At least in the examples you are considering, if you start in state $1$ and continue taking time steps indefinitely, the probability distribution among the states will converge to the stationary distribution.
There is an algorithm to find the stationary distribution, not a simple one-line formula but still a deterministic algorithm taking a limited number of steps, not requiring simulation.

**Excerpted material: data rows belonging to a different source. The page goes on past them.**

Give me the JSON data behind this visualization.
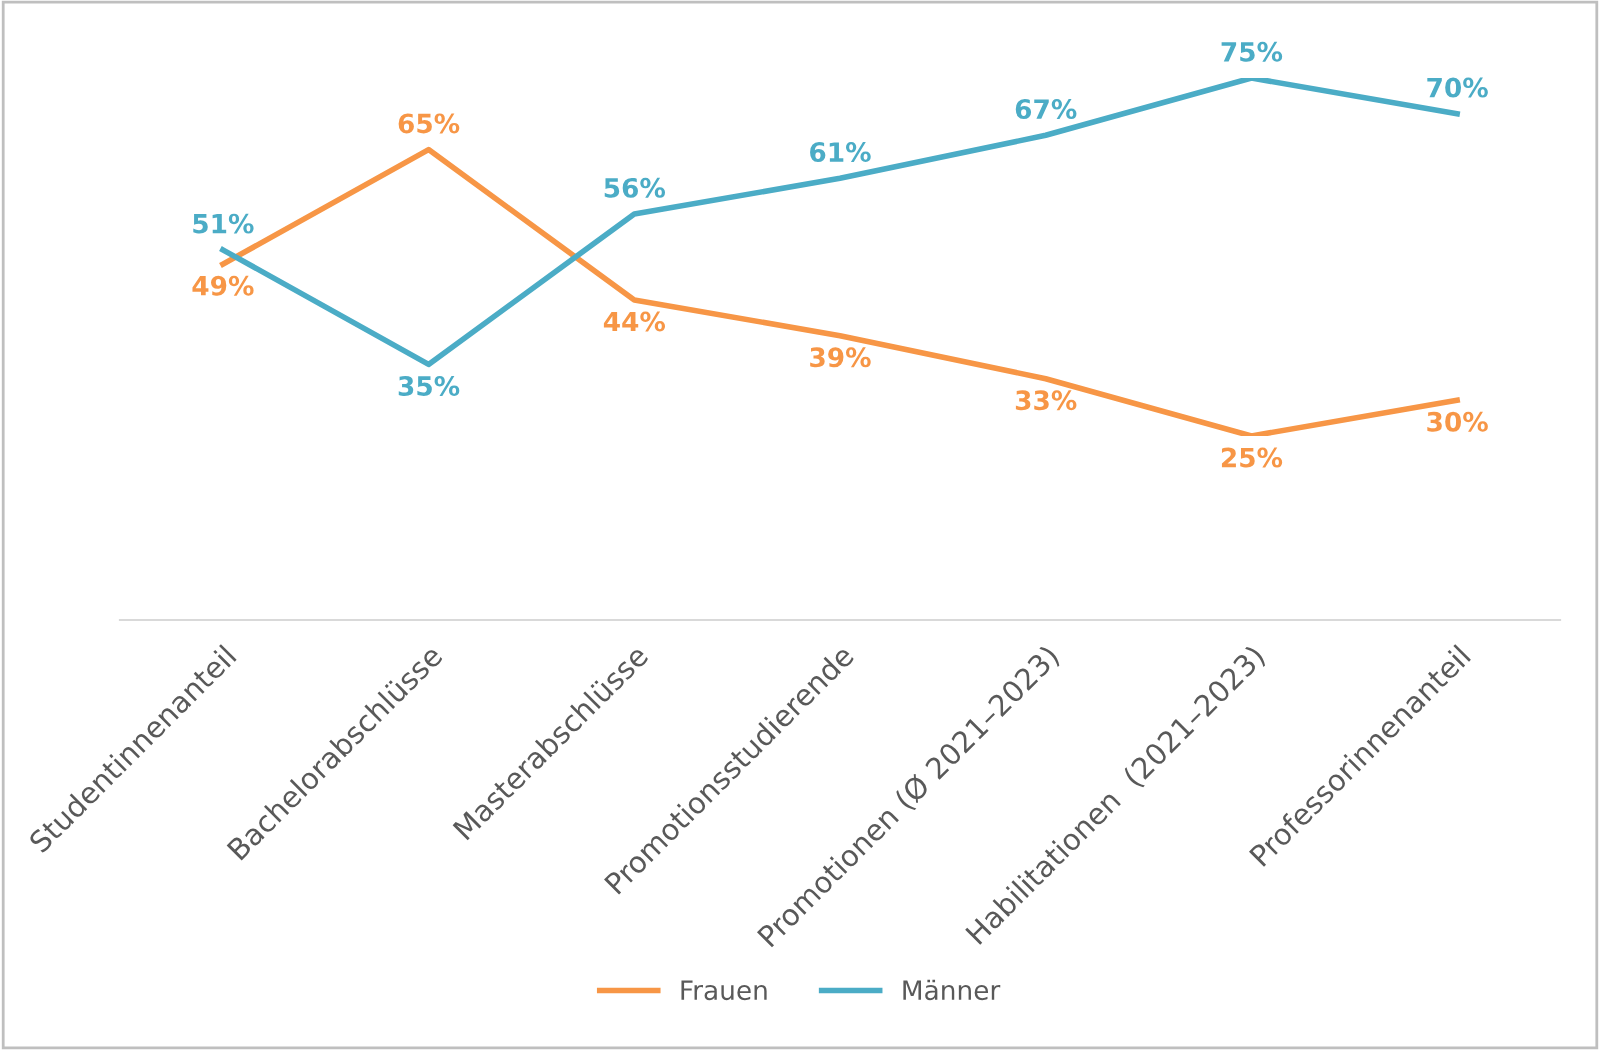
{
  "chart_data": {
    "type": "line",
    "categories": [
      "Studentinnenanteil",
      "Bachelorabschlüsse",
      "Masterabschlüsse",
      "Promotionsstudierende",
      "Promotionen (Ø 2021–2023)",
      "Habilitationen  (2021–2023)",
      "Professorinnenanteil"
    ],
    "series": [
      {
        "name": "Frauen",
        "color": "#f79646",
        "values": [
          49,
          65,
          44,
          39,
          33,
          25,
          30
        ],
        "value_labels": [
          "49%",
          "65%",
          "44%",
          "39%",
          "33%",
          "25%",
          "30%"
        ]
      },
      {
        "name": "Männer",
        "color": "#4bacc6",
        "values": [
          51,
          35,
          56,
          61,
          67,
          75,
          70
        ],
        "value_labels": [
          "51%",
          "35%",
          "56%",
          "61%",
          "67%",
          "75%",
          "70%"
        ]
      }
    ],
    "tick_labels": "x",
    "data_labels": true,
    "legend": "bottom",
    "grid": false,
    "marker": "none",
    "line_style": "solid"
  }
}
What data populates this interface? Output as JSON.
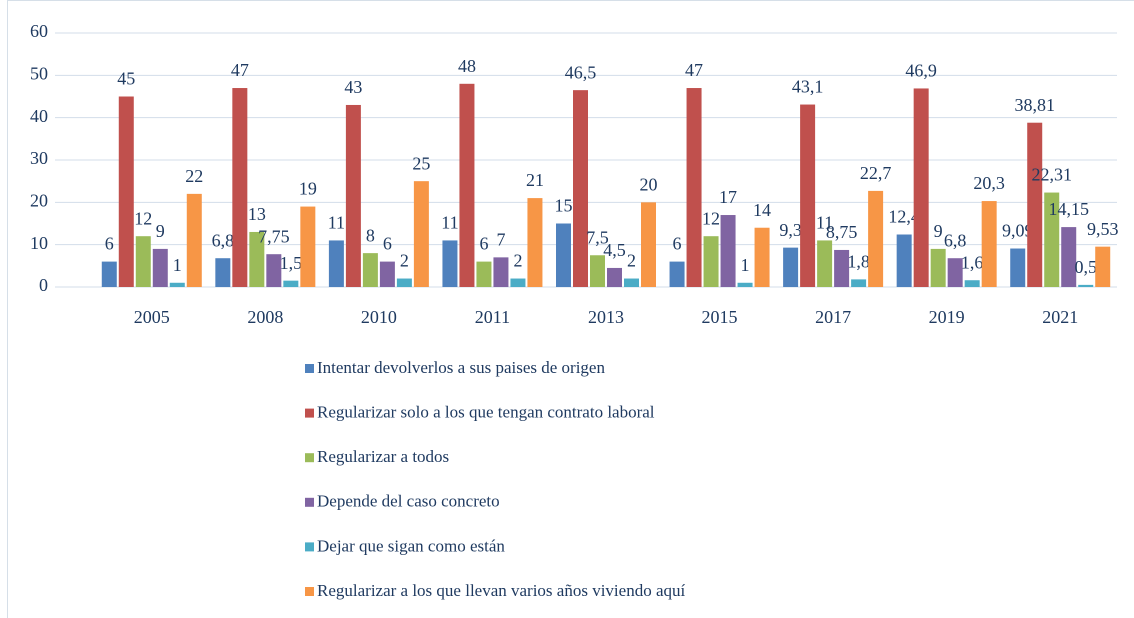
{
  "chart_data": {
    "type": "bar",
    "categories": [
      "2005",
      "2008",
      "2010",
      "2011",
      "2013",
      "2015",
      "2017",
      "2019",
      "2021"
    ],
    "series": [
      {
        "name": "Intentar devolverlos a sus paises de origen",
        "color": "#4f81bd",
        "values": [
          6,
          6.8,
          11,
          11,
          15,
          6,
          9.3,
          12.4,
          9.09
        ],
        "value_labels": [
          "6",
          "6,8",
          "11",
          "11",
          "15",
          "6",
          "9,3",
          "12,4",
          "9,09"
        ]
      },
      {
        "name": "Regularizar solo a los que tengan contrato laboral",
        "color": "#c0504d",
        "values": [
          45,
          47,
          43,
          48,
          46.5,
          47,
          43.1,
          46.9,
          38.81
        ],
        "value_labels": [
          "45",
          "47",
          "43",
          "48",
          "46,5",
          "47",
          "43,1",
          "46,9",
          "38,81"
        ]
      },
      {
        "name": "Regularizar a todos",
        "color": "#9bbb59",
        "values": [
          12,
          13,
          8,
          6,
          7.5,
          12,
          11,
          9,
          22.31
        ],
        "value_labels": [
          "12",
          "13",
          "8",
          "6",
          "7,5",
          "12",
          "11",
          "9",
          "22,31"
        ]
      },
      {
        "name": "Depende del caso concreto",
        "color": "#8064a2",
        "values": [
          9,
          7.75,
          6,
          7,
          4.5,
          17,
          8.75,
          6.8,
          14.15
        ],
        "value_labels": [
          "9",
          "7,75",
          "6",
          "7",
          "4,5",
          "17",
          "8,75",
          "6,8",
          "14,15"
        ]
      },
      {
        "name": "Dejar que sigan como están",
        "color": "#4bacc6",
        "values": [
          1,
          1.5,
          2,
          2,
          2,
          1,
          1.8,
          1.6,
          0.5
        ],
        "value_labels": [
          "1",
          "1,5",
          "2",
          "2",
          "2",
          "1",
          "1,8",
          "1,6",
          "0,5"
        ]
      },
      {
        "name": "Regularizar a los que llevan varios años viviendo aquí",
        "color": "#f79646",
        "values": [
          22,
          19,
          25,
          21,
          20,
          14,
          22.7,
          20.3,
          9.53
        ],
        "value_labels": [
          "22",
          "19",
          "25",
          "21",
          "20",
          "14",
          "22,7",
          "20,3",
          "9,53"
        ]
      }
    ],
    "ylim": [
      0,
      60
    ],
    "yticks": [
      0,
      10,
      20,
      30,
      40,
      50,
      60
    ],
    "grid": true,
    "legend": "bottom"
  }
}
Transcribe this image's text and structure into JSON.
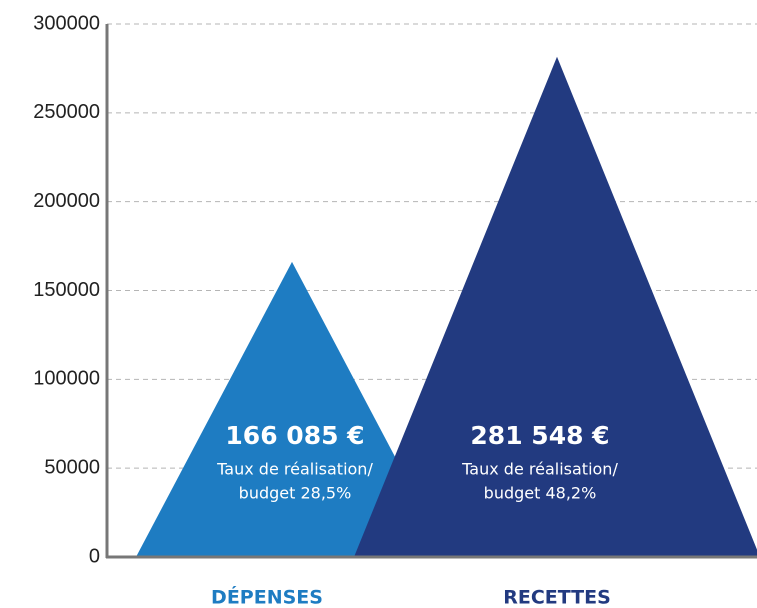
{
  "chart_data": {
    "type": "triangle-bar",
    "categories": [
      "DÉPENSES",
      "RECETTES"
    ],
    "values": [
      166085,
      281548
    ],
    "value_labels": [
      "166 085 €",
      "281 548 €"
    ],
    "sublabels": [
      [
        "Taux de réalisation/",
        "budget 28,5%"
      ],
      [
        "Taux de réalisation/",
        "budget 48,2%"
      ]
    ],
    "colors": [
      "#1e7cc2",
      "#223a80"
    ],
    "ylim": [
      0,
      300000
    ],
    "yticks": [
      0,
      50000,
      100000,
      150000,
      200000,
      250000,
      300000
    ],
    "grid": true
  }
}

A calculator I found on line
(actually a downloadable Excel file)
calculated the steady-state vector as
$$\begin{pmatrix}0.25337 & 0.25337 & 0.21537 & 0.15076 & 0.08292 & 0.04422\end{pmatrix},$$
which says that if you continue long enough, the percentage of times you will be in state $1$ among all time steps will converge to $25.337\%.$
Since being in state $1$ means you had a success in the previous time step
(except in the initial state), I think it is reasonable to say that in the long run this process will have success $25.337\%$ of the time.
This matches your simulation results.
Best Answer
Success rate is, first of all, a rate (of success). So naturally its $$ \frac{\#\{\text{succesful events}\}}{\#\{\text{successful events} + \text{unsuccessful events}\}} ~~(= 0.04 = 4\%)$$
here $\#$ denotes a number (count) of events.